Hubble noticed Gail was “moaning and moving” slightly. “I was trying to keep her from moving her neck area,” he recalled, “[when] shortly after that, fire [rescue] arrived and [she] took her last breath.”

As he knelt beside her, Hubble heard a
whoosh
of air from Gail’s lungs, so subtle and unexpected and yet eerily normal. Then there was total quiet.

Gail had given up her fight. She was gone.

With a volunteer emergency medical technician (EMT) now helping, Hubble got to work performing cardiopulmonary resuscitation (CPR). As they prepared Gail’s body for CPR, undoing her clothing, Hubble noticed “what appeared to be multiple gunshot wounds . . . above and to the left of the right breast, and one below.”

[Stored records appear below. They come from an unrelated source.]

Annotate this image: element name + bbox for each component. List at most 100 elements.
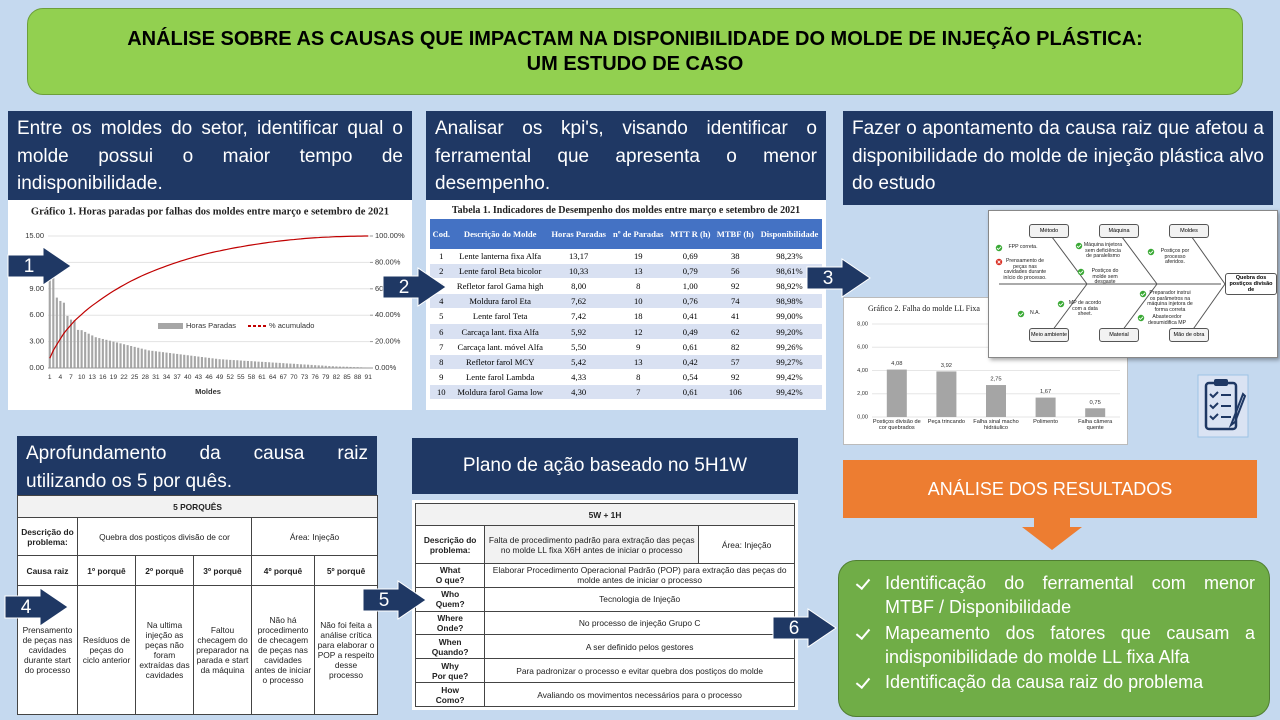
table-cell: 13 bbox=[609, 354, 667, 370]
x-tick-label: 79 bbox=[322, 374, 330, 381]
table-cell: Moldura farol Gama low bbox=[452, 384, 548, 400]
icon-glyph bbox=[996, 246, 1002, 251]
x-tick-label: 1 bbox=[48, 374, 52, 381]
x-tick-label: 43 bbox=[195, 374, 203, 381]
bar bbox=[200, 357, 203, 368]
chart-title: Gráfico 2. Falha do molde LL Fixa bbox=[868, 304, 980, 313]
bar bbox=[222, 359, 225, 368]
table-cell: 0,61 bbox=[666, 339, 714, 355]
table-row: 1 Lente lanterna fixa Alfa 13,17 19 0,69 38 98… bbox=[430, 249, 822, 265]
table-cell: 10,33 bbox=[547, 263, 610, 280]
bar bbox=[278, 362, 281, 368]
bar bbox=[264, 362, 267, 368]
bar bbox=[218, 359, 221, 368]
table-cell: 99,27% bbox=[756, 354, 822, 370]
fishbone-effect: Quebra dos postiços divisão de bbox=[1225, 273, 1277, 295]
bar bbox=[236, 360, 239, 368]
y-tick-label: 0,00 bbox=[857, 414, 868, 420]
bar bbox=[101, 338, 104, 368]
x-tick-label: 85 bbox=[343, 374, 351, 381]
table-cell: 0,42 bbox=[666, 354, 714, 370]
table-cell: 98,92% bbox=[756, 278, 822, 295]
bar bbox=[55, 297, 58, 368]
table-cell: 5 bbox=[430, 308, 453, 325]
x-tick-label: 16 bbox=[99, 374, 107, 381]
row-text: Tecnologia de Injeção bbox=[484, 586, 795, 612]
table-cell: 56 bbox=[713, 263, 757, 280]
fishbone-cause: Máquina injetora sem deficiência de para… bbox=[1083, 242, 1123, 260]
row-text: A ser definido pelos gestores bbox=[484, 634, 795, 660]
x-tick-label: 52 bbox=[227, 374, 235, 381]
bar bbox=[285, 363, 288, 368]
icon-glyph bbox=[1138, 316, 1144, 321]
bar bbox=[87, 333, 90, 368]
header-cell: MTBF (h) bbox=[713, 219, 757, 249]
table-cell: 9 bbox=[430, 369, 453, 385]
y-tick-label: 0.00 bbox=[29, 363, 44, 372]
bar bbox=[257, 361, 260, 368]
table-cell: 8,00 bbox=[547, 278, 610, 295]
table-cell: 10 bbox=[609, 293, 667, 310]
x-tick-label: 40 bbox=[184, 374, 192, 381]
row-label-line: Why bbox=[441, 660, 459, 671]
table-cell: 4 bbox=[430, 293, 453, 310]
bar bbox=[176, 353, 179, 368]
problem-label: Descrição do problema: bbox=[17, 517, 78, 556]
bar bbox=[108, 340, 111, 368]
header-cell: 3º porquê bbox=[193, 555, 252, 586]
bar bbox=[335, 366, 338, 368]
table-cell: 0,41 bbox=[666, 308, 714, 325]
header-cell: Disponibilidade bbox=[756, 219, 822, 249]
table-cell: Carcaça lant. fixa Alfa bbox=[452, 323, 548, 340]
table-cell: 19 bbox=[609, 249, 667, 265]
cumulative-line bbox=[49, 235, 369, 359]
step-arrow: 5 bbox=[362, 580, 427, 620]
table-row: 6 Carcaça lant. fixa Alfa 5,92 12 0,49 62 99,2… bbox=[430, 323, 822, 340]
table-cell: 13 bbox=[609, 263, 667, 280]
row-text: Avaliando os movimentos necessários para… bbox=[484, 682, 795, 707]
y2-tick-label: 0.00% bbox=[375, 363, 397, 372]
bar bbox=[307, 364, 310, 368]
row-label-line: Where bbox=[437, 613, 463, 624]
x-tick-label: 82 bbox=[333, 374, 341, 381]
row-label-line: Onde? bbox=[436, 623, 464, 634]
check-icon bbox=[1137, 314, 1145, 322]
table-cell: 0,61 bbox=[666, 384, 714, 400]
bar bbox=[243, 360, 246, 368]
bar bbox=[59, 300, 62, 368]
bar bbox=[328, 366, 331, 368]
bar bbox=[303, 364, 306, 368]
five-whys-table: 5 PORQUÊS Descrição do problema: Quebra do… bbox=[16, 495, 379, 715]
problem-row: Descrição do problema: Falta de procedime… bbox=[414, 525, 795, 564]
title-line: UM ESTUDO DE CASO bbox=[526, 52, 744, 75]
plan-row: When Quando? A ser definido pelos gestores bbox=[414, 634, 795, 660]
x-tick-label: 55 bbox=[237, 374, 245, 381]
fishbone-bones bbox=[999, 232, 1226, 336]
row-label-line: Quando? bbox=[431, 646, 469, 657]
bar bbox=[986, 385, 1006, 417]
x-tick-label: 4 bbox=[59, 374, 63, 381]
step-box: Aprofundamento da causa raiz utilizando … bbox=[17, 436, 377, 495]
table-row: 3Refletor farol Gama high8,0081,009298,9… bbox=[430, 278, 822, 295]
check-icon bbox=[1147, 248, 1155, 256]
fishbone-diagram: Método Máquina Moldes Meio ambiente Material… bbox=[988, 210, 1278, 358]
y-tick-label: 15.00 bbox=[25, 231, 44, 240]
table-title: 5 PORQUÊS bbox=[16, 495, 379, 518]
fishbone-category: Método bbox=[1029, 224, 1069, 238]
step-number: 4 bbox=[21, 597, 32, 618]
table-cell: Moldura farol Eta bbox=[452, 293, 548, 310]
table-cell: 41 bbox=[713, 308, 757, 325]
spine bbox=[999, 232, 1226, 336]
problem-label: Descrição do problema: bbox=[414, 525, 486, 564]
fishbone-category: Moldes bbox=[1169, 224, 1209, 238]
check-icon bbox=[1139, 290, 1147, 298]
bar bbox=[324, 365, 327, 368]
icon-clip bbox=[1214, 379, 1228, 386]
arrow-shape bbox=[7, 246, 72, 286]
table-cell: Refletor farol Gama high bbox=[452, 278, 548, 295]
y2-tick-label: 40.00% bbox=[375, 310, 401, 319]
step-box: Fazer o apontamento da causa raiz que af… bbox=[843, 111, 1273, 205]
step-box: Entre os moldes do setor, identificar qu… bbox=[8, 111, 412, 200]
problem-text: Quebra dos postiços divisão de cor bbox=[77, 517, 252, 556]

The EMT continued CPR, but Hubble felt Gail wouldn’t respond. There was no bringing her back. While she had moaned previously, Hubble leaned down and asked Gail if she could relate any information about what had happened. It was then that Hubble “could hear the air leaving her lungs. It was just a—all I could hear was a
‘hough’,
a deep
huff
type of sound as the air left.”

This was Gail’s final breath.

Hubble got together with those officers who were now responding to the scene in droves. “Close down the entrance to the township [library],” he ordered, “so nobody can enter.” Hubble wanted the area cordoned off. If Gail had been shot, there must be some sort of trace evidence around, maybe even a few spent projectiles.

“Ladies, go back into the library,” Hubble told Barb and Cathy, who were wandering around in a daze, unaware—in shock, perhaps—of what had actually taken place, yet understanding that something horrible had happened right before their eyes.

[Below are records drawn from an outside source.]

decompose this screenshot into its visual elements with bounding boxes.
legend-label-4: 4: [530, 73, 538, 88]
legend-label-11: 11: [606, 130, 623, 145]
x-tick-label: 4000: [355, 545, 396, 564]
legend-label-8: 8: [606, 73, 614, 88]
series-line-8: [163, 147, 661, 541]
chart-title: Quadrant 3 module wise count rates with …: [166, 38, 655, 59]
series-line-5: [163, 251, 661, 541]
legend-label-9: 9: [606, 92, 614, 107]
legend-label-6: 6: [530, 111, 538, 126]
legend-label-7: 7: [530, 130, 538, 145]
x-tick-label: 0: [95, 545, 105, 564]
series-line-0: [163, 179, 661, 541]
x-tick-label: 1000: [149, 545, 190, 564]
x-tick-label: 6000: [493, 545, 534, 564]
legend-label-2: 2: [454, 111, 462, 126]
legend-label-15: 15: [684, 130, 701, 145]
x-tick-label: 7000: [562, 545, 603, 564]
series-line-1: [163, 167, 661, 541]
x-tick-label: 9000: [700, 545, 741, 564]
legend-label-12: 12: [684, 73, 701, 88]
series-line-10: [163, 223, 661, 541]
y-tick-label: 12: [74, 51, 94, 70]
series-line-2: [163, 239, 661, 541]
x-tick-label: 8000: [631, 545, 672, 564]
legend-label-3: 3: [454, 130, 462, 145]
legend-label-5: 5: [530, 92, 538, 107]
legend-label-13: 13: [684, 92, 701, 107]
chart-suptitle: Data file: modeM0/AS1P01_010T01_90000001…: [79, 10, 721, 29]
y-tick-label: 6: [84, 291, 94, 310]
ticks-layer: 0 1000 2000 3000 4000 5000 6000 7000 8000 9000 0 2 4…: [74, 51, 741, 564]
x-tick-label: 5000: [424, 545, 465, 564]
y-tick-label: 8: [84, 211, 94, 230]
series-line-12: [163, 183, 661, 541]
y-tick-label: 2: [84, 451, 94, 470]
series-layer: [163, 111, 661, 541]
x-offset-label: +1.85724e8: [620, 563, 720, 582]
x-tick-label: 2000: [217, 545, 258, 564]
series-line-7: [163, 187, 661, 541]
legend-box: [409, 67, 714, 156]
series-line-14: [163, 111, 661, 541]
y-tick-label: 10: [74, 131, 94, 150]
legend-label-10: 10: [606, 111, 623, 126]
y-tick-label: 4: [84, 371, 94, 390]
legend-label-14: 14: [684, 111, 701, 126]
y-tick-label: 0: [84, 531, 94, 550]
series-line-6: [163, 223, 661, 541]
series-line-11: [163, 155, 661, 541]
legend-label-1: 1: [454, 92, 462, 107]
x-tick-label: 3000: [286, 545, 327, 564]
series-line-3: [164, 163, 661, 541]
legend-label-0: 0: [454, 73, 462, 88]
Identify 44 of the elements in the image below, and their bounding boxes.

More rescue personnel arrived, all of them now working on trying to revive a dead woman.

Hubble saw that Gail held a set of keys in her hand. He walked over and took them. Then he opened the passenger-side door to her vehicle and found her pocketbook, where he quickly located her identification. The bag was sitting on the passenger seat, as though she had just set it down. He took a quick look around the van and did not see anything out of place or disturbed. Then he gave a once-over to the outside of the van. Save for the flat tire, nothing seemed suspicious.

As Hubble walked the scene, surveying what he could, Barb came out and mentioned what she thought might be of some help. “Cameras,” Barb said. “We record what goes on out in the parking lot and around the building.”

“You do?” Hubble said.

“Yes,” Barb reiterated. She pointed to a camera on the building that faced the exact spot in the parking lot where Gail lay dead.

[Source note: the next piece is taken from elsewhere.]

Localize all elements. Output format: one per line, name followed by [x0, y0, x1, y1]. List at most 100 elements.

Gail Fulton’s murder has been caught on tape,
Hubble thought.

This murder of a local housewife and librarian would send the OCSD to call on Oak Force, a multiagency crime-fighting organization. As luck would have it, that very same week this super police force had been formed as a team of lawmen. Comprised of local Federal Bureau of Investigation (FBI) agents, members of the Michigan State Police (MSP), and OCSD—on top of police officers from the nearby towns of Pontiac, Southfield, and Troy—the agency investigated major crimes. Good thing. Because from the moment Hubble and his colleagues arrived and found Gail Fulton—a harmless librarian’s assistant, whose father, Noe Garza, and uncle, Margarito Garza, were former federal judges—it was clear that she had been targeted. Gail’s mother, Dora Garza, was also a well-known figure in the community and a church leader in her native home of Corpus Christi.

These could be people, law enforcement concluded, that others might hold grudges against.

4

P
ATROL OFFICER HUBBLE
asked Barb where the videotapes from the night were kept.

She showed him the closet, saying, “Right in there.”

As Barb further explained, she was unaware of how the “video machines” worked. She suggested they call in the library’s maintenance man.

Not too long after, Hubble followed the guy with all the keys clipped to his belt and watched him take the videotape out of the video player. By now, Hubble had called in his sergeant, Alan Whitefield, who had arrived at the library by nine-thirty to help secure the scene and make sure a chain of custody with regard to the videotape was maintained.